# Can crab dip be frozen?



## JudyH (May 21, 2006)

I purchased way too much of this great crab dip from Santoni's and need to know if I can freeze it in smaller portions.  It's been heated once.  Thanks.


----------



## Jestjoan (May 22, 2006)

Maybe a home economist from your county extension office could answer that question........(or Cat?)


----------



## Makai Guy (May 22, 2006)

Sure it can be frozen.  But whether it will be any good after you thaw it out is another question altogether. 

I guess the most I'd expect would be a little separation that you could fix by stirring it up a bit.  But then, I'm no expert ...


----------



## fnewman (May 22, 2006)

If you are certain it wasn't previously frozen, I don't see why not.


----------



## Cat (May 23, 2006)

Jestjoan said:
			
		

> Maybe a home economist from your county extension office could answer that question........(or Cat?)



Depends on two things. First, is one of its main constituent sour cream? If so, be aware that sour cream products have a tendency to separate upon thawing. Although not harmful in any way, all eye appeal vanishes. If it's mainly cream cheese, however, you should be OK.
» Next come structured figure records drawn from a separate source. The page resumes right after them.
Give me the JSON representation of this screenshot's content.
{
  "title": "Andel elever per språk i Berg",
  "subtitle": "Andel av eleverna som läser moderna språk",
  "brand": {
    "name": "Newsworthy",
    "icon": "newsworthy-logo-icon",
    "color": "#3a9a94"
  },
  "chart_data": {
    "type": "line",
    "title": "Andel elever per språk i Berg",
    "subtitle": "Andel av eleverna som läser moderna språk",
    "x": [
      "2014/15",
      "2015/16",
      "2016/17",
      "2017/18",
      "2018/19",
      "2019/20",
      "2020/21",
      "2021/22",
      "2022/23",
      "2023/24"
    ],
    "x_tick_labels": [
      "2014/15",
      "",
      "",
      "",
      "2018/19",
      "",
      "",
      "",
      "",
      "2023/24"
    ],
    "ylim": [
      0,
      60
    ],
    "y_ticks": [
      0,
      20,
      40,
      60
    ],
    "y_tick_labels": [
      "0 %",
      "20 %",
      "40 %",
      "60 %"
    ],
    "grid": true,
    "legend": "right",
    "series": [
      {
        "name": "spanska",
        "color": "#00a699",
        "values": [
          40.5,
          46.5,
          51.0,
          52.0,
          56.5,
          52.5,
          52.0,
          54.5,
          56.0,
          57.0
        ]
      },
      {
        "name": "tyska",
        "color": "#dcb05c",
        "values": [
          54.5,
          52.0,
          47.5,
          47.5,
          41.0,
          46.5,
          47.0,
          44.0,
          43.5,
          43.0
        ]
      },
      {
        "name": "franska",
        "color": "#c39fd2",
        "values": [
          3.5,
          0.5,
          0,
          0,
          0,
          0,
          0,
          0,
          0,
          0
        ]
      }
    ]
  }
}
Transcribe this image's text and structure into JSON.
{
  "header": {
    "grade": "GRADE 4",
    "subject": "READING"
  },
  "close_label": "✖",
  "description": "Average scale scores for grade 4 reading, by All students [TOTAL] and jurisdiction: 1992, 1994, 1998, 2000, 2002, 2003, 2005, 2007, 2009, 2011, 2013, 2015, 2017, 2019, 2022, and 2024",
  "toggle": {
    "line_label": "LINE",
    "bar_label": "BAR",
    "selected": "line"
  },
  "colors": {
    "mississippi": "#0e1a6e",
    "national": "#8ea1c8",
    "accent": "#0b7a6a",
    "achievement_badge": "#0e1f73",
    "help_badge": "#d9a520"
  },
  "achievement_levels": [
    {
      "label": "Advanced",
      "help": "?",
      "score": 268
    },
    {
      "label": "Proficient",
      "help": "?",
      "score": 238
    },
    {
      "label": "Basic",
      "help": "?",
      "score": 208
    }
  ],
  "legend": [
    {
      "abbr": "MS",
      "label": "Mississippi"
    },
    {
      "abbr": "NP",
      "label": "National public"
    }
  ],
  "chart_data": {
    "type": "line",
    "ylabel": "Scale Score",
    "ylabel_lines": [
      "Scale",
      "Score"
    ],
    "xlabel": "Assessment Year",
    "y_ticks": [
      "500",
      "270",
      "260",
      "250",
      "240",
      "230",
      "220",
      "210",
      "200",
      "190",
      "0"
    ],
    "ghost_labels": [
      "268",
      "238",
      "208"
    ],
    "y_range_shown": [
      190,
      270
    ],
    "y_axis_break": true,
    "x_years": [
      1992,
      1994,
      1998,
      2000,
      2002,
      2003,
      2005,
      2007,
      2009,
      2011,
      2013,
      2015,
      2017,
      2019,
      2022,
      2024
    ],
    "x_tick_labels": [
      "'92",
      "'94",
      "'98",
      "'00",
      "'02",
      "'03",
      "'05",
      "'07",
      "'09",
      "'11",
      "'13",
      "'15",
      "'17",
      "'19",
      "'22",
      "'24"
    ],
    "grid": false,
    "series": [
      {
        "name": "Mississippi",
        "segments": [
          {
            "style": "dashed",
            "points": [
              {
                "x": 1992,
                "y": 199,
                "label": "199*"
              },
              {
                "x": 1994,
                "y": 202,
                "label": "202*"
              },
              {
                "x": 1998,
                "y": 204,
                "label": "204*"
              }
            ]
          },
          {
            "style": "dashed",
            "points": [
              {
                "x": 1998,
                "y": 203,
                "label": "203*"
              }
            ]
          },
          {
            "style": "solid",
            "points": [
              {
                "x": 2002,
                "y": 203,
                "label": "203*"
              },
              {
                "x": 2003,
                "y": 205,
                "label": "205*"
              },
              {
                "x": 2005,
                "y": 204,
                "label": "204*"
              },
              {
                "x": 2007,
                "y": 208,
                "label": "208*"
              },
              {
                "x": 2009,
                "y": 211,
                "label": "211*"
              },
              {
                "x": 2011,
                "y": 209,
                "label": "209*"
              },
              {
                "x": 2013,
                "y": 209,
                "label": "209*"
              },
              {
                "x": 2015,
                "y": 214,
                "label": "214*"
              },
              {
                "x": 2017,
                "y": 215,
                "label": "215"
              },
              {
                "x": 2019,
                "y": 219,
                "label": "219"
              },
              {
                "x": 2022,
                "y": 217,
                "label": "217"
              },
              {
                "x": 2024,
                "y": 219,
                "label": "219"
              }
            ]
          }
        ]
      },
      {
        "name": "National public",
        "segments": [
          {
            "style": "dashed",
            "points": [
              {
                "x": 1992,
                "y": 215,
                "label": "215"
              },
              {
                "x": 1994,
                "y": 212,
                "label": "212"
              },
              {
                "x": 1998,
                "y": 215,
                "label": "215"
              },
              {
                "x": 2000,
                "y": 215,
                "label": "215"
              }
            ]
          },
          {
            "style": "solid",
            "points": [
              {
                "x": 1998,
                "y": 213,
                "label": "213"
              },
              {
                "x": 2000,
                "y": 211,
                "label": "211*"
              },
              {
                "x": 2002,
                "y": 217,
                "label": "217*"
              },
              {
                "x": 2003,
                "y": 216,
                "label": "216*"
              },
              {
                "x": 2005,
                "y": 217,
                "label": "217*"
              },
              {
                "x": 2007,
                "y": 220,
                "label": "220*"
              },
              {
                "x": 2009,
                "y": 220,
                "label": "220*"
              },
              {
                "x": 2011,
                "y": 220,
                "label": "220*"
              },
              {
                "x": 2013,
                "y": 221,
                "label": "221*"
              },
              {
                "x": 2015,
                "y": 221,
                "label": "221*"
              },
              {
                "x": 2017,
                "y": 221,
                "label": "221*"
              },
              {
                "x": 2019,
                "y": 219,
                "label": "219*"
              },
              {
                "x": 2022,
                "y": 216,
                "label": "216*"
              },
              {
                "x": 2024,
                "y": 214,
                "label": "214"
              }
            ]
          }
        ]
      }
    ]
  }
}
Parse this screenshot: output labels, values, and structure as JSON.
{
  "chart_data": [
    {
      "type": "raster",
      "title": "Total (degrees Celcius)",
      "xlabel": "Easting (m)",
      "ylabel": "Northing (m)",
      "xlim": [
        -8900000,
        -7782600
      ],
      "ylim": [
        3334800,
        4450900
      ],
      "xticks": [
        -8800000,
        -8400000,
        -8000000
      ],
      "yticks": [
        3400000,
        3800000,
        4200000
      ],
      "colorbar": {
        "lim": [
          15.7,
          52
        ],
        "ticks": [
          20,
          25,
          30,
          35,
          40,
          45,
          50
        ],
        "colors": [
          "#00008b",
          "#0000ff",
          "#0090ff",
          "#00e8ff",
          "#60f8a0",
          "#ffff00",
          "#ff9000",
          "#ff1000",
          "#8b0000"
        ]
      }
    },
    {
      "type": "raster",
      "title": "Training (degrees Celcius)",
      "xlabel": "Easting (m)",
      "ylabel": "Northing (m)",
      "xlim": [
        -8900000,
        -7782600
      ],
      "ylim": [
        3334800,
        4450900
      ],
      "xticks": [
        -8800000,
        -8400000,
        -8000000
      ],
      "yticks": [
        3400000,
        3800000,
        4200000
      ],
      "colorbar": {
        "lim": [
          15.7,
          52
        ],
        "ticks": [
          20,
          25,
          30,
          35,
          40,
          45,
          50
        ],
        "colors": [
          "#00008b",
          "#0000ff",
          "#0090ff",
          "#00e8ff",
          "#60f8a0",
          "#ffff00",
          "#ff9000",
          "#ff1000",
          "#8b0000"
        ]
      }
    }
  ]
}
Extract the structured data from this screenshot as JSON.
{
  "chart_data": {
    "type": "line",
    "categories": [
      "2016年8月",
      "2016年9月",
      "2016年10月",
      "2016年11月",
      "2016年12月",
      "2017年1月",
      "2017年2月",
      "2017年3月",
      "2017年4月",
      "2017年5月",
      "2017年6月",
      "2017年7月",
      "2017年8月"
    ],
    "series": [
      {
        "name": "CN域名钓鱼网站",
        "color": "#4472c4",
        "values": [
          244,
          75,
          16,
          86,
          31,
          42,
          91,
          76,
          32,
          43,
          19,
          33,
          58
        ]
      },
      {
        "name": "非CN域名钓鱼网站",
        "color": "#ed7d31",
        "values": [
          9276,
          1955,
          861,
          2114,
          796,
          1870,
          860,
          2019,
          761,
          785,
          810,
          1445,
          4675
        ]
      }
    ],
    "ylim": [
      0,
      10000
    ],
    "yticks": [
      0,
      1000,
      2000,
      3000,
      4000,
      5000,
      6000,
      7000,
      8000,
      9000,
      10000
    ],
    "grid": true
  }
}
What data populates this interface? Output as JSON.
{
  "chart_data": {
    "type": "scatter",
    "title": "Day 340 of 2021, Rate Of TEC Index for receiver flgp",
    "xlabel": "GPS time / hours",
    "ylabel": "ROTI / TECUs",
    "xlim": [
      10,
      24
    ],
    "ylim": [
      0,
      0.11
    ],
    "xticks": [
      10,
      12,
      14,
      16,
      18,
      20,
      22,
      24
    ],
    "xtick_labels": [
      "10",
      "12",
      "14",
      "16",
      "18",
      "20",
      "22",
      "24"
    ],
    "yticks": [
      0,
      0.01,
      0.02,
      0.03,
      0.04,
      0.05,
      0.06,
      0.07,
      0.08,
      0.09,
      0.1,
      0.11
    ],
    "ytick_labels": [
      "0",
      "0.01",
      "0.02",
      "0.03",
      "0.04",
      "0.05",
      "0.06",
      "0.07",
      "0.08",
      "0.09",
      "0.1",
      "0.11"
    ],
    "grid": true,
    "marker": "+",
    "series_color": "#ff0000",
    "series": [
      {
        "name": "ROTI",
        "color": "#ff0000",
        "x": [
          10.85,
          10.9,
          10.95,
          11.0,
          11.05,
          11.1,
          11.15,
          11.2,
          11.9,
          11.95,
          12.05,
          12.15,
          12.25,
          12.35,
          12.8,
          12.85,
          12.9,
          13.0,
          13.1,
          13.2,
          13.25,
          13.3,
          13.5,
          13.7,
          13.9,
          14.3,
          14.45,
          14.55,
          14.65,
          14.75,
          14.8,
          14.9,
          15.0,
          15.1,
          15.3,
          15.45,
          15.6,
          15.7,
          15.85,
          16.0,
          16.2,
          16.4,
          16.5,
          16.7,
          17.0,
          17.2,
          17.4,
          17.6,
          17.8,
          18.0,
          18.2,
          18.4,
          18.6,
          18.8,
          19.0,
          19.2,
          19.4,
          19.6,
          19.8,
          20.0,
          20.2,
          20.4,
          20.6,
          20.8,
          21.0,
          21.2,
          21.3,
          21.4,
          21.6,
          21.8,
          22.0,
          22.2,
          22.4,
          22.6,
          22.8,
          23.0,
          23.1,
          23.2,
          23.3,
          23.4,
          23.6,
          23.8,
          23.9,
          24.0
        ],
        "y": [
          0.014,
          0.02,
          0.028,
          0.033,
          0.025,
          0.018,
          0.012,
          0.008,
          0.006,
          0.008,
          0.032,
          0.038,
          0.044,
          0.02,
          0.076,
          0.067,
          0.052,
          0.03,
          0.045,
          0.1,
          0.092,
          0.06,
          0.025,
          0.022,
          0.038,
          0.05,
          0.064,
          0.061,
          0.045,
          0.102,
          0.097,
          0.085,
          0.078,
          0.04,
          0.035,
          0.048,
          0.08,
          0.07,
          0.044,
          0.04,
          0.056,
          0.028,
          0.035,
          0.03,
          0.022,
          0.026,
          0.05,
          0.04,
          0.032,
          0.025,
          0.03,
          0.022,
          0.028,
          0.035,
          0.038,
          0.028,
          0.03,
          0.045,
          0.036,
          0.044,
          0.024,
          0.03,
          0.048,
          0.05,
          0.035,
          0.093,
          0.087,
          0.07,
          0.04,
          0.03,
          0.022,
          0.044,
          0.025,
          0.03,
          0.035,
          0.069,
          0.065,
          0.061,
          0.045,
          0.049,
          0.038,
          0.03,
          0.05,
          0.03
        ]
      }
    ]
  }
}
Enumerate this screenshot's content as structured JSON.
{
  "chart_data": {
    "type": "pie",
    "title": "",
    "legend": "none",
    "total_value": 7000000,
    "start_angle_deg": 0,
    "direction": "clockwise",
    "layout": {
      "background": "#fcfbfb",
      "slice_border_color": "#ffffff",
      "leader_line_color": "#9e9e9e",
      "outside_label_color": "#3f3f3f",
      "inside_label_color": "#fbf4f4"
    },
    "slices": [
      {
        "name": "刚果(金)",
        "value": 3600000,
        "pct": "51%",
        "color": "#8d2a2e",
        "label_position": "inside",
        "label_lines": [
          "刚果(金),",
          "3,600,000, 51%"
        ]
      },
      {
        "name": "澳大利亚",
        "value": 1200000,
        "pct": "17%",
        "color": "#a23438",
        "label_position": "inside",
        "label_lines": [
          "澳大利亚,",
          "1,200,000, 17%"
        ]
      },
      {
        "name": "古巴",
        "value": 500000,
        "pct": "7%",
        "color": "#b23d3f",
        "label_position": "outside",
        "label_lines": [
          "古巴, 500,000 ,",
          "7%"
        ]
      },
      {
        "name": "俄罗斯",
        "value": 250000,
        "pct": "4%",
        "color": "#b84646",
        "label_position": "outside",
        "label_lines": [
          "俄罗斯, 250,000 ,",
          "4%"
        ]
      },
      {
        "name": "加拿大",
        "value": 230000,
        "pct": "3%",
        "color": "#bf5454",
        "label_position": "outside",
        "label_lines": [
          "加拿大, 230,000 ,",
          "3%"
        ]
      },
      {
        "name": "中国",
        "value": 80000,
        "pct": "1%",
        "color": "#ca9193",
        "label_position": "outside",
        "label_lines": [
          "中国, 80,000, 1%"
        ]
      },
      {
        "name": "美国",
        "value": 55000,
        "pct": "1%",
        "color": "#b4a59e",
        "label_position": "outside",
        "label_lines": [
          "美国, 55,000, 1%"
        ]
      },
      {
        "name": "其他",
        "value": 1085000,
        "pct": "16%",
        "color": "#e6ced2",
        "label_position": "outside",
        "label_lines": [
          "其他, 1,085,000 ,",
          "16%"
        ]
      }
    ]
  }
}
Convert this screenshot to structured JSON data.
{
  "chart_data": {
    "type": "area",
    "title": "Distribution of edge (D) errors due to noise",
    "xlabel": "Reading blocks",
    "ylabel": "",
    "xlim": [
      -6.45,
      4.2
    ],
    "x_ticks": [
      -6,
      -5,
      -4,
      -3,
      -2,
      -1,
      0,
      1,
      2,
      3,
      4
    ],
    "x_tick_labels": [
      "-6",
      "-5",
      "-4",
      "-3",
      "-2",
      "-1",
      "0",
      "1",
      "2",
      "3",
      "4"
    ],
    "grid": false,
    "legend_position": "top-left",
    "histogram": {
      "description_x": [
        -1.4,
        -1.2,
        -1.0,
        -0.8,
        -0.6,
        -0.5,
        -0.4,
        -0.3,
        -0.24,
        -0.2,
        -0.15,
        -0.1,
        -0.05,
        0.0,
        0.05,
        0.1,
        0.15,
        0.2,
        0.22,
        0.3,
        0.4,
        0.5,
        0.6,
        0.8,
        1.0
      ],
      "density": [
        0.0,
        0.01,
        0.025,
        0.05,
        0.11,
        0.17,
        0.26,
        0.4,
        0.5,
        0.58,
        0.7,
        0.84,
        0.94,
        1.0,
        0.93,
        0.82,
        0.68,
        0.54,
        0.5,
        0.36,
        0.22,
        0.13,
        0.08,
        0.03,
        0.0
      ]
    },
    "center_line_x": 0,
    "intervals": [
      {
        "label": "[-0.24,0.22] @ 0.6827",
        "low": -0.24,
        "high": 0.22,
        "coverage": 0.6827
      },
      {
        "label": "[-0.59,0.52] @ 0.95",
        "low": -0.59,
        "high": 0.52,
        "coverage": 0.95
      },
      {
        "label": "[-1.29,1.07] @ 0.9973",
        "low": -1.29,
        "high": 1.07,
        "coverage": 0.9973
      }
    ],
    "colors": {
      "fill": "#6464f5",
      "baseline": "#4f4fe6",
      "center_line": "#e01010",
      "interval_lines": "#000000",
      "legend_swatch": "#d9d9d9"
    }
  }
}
Secondly, regarding safety for future consumption, to what temperature was it heated? If not over 140 degrees, and if it was not held scrupulously at 140 degrees or higher until cooling and promptly refrigerating, then don't freeze it.

If you do decide that it qualifies for freezing, be sure to allow 24 hours for thawing _in the refrigerator only, never at room temperature_.


----------